Читать книгу Kelly Vana's Nursing Leadership and Management - Группа авторов - Страница 144

Improving Quality Through Health Professions Education

Оглавление

There is a need to focus on retooling the health care workforce with new knowledge and requisite skills to function in better, redesigned health care systems. To begin to realize the quality agenda set forth by the IOM (2001), a subsequent report, Health Professions Education: A Bridge to Quality (IOM, 2003c), delineates a needed overhaul of the curriculum of health professionals' education to transform current skills and knowledge (IOM, 2003c, p. 1). This curriculum includes training clinicians to develop:

1 Ability to provide patient‐centered care: Patient‐centered care emphasizes recognition of the patient or designee as the source of control and full partner in providing compassionate and coordinated care based on respect for the patient's preferences, values, and needs. It builds knowledge of effective communication approaches that allows patient access to information and achieves patient understanding. Patient‐centered care respects patients' individuality, values, and needs, and uses related population‐based strategies to improve appropriate utilization of health care services. Patient‐centered care is important, because research continues to find that involving patients in decision making about their care results in higher functional status, better outcomes, and lower costs.

2 Ability to effectively work in interprofessional teams: This competency calls for functioning effectively within nursing and interprofessional teams and fostering open communication, mutual respect, and shared decision making to achieve quality patient care. Interprofessional teams have been shown to enhance quality and lower costs, even though this training is challenged by differences in communication norms across disciplines and power and turf controversies among disciplines.
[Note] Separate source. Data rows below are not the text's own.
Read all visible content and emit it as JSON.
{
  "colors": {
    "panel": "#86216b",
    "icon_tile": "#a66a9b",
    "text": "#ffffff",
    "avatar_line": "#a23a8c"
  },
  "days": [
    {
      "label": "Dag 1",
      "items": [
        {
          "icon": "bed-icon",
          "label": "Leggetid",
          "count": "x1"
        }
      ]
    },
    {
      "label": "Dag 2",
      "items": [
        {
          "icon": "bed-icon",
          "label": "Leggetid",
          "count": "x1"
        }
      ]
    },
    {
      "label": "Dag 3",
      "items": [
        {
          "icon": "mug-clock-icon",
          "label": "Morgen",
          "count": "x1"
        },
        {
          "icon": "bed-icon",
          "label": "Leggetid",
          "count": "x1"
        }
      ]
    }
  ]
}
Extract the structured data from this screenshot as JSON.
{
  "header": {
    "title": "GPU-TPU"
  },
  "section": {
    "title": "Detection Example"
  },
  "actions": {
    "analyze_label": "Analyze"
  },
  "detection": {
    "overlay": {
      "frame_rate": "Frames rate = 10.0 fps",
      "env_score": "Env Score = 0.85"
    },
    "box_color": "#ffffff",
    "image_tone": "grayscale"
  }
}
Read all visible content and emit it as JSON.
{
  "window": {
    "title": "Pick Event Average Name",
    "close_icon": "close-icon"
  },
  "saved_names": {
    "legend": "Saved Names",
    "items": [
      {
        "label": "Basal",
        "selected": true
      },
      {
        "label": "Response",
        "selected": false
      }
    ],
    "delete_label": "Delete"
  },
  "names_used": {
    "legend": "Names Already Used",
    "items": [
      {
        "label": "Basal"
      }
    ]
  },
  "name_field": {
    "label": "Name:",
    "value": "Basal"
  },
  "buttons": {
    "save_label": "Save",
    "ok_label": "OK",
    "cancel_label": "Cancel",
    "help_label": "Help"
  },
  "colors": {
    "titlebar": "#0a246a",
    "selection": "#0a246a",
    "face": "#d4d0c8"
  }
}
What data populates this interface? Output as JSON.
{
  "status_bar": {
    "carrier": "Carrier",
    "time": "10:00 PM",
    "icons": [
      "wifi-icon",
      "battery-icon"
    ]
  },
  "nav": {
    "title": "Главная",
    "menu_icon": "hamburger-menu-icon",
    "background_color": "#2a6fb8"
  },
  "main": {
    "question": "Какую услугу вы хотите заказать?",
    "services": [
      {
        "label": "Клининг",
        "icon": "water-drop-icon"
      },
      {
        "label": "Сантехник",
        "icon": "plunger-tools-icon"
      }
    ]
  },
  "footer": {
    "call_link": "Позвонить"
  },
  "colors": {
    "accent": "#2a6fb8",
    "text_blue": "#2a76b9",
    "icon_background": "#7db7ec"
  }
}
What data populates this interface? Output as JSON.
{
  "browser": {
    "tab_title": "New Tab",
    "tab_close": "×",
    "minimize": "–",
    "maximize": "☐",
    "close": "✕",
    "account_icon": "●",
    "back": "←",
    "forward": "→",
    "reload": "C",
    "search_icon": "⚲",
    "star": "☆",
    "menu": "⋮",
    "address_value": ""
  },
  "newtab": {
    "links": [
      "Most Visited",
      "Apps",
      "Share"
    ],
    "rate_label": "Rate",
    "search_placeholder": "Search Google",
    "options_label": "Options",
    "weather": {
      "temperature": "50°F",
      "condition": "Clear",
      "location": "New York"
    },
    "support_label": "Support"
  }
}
3 Understanding of evidence‐based practices: Evidence‐based practice integrates the best current research evidence with clinical expertise and patient and family preferences and values for delivery of optimal health care. To actively provide EBC, clinicians need the following knowledge and skills: how to locate the best sources of evidence, how to formulate clear clinically‐based questions, and how to determine when and how to translate new knowledge into practice.

4 Ability to measure the quality of care: Clinicians need to be able to use data to monitor the outcomes of care processes and use improvement methods to design and test changes to continuously improve the quality and safety of health care systems. Clinicians must use comparison benchmarks to identify opportunities for improvement; design, test, and assess quality improvement interventions; identify current and potential errors in care; and implement safety design principles such as recognizing human factors and the need for standardization.

5 Ability to use health information technology: Health care informatics applications use information and technology to communicate, manage knowledge, mitigate errors, and support decision making. They enhance patient safety by driving standardization, as well as by facilitating knowledge management and communication. As more technology becomes available, database systems are linked within and across health care settings. As our evidence‐based measures and decision‐making tools improve, clinicians will need to be able to fully utilize health information technology to improve the quality of health care delivery.